Money alone, though, cannot solve this societal challenge. Including housing funds, the federal government will spend just over $10B in 2025 for homelessness assistance programs. According to the National Homeless Information Project, state and local governments spend billions more. California, despite spending $37B on housing and homelessness-related programs since 2019, still accounts for 44% of the country’s chronically homeless population, and has seen that population continue to increase each year. From 2022 to 2023 it climbed 5.7%, and in 2024 another 3%.

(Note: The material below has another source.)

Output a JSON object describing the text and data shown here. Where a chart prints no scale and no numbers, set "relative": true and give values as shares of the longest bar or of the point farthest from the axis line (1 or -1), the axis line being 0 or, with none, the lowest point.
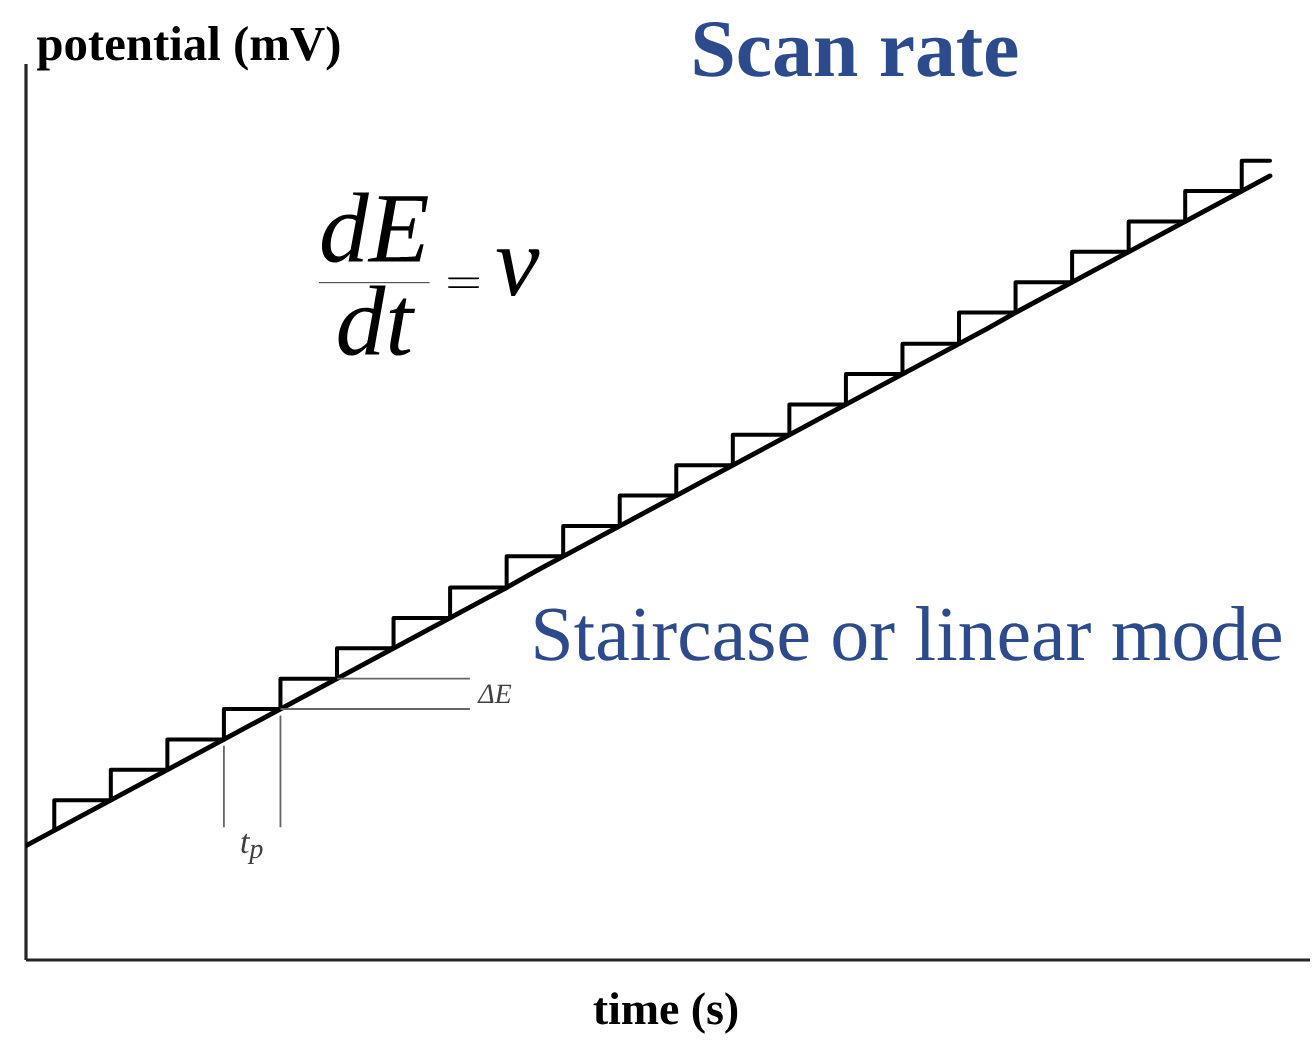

Here in Atlanta, according to the 2024 Partners for HOME ‘Point-in-Time’ count, there were 2,867 homeless in the city. That same year, the City of Atlanta announced $60 million towards housing, a 10-fold increase, and nearly $21,000 per person. With the average monthly rent for a 1-bedroom apartment at $1,606, that funding covers a year’s rent for all of them, yet the problem continues unabated.
Additionally, while homeless advocates relentlessly push the false narrative that we are all ‘one paycheck away’ from the streets, in reality most already there are struggling with mental health and/or substance abuse issues. According to a systematic review and meta-analysis by the National Institutes for Health, there is an 80.2% overall lifetime prevalence of mental health disorders in the homeless population. The University of California San Francisco reported that 65% have regularly used illicit drugs. In the Midtown area of Atlanta, it is not uncommon to see drugged out bodies lying on sidewalks and schizophrenics in Piedmont Park screaming at no one, scenes repeated throughout the country.
Those living on the streets deserve the utmost compassion. Too many, though, are left to fend for themselves without receiving the necessary treatment(s) in support of any meaningful chance of permanently getting off them. Too often, governments and advocacy groups paper over the problem with public virtue-signaling, such as San Francisco once giving the homeless free shopping carts or Atlanta activists recently handing out blankets, food and clothes, symbolic acts designed only to make street life more comfortable, not provide constructive solutions to resolve the issue at hand.
Trump’s commonsense approach, tackling underlying causes and providing housing for up to 18 months to get sober or seek other recovery or mental illness treatment, is the right one toward effectively addressing this crisis. If only homeless advocates could accept outliving their usefulness.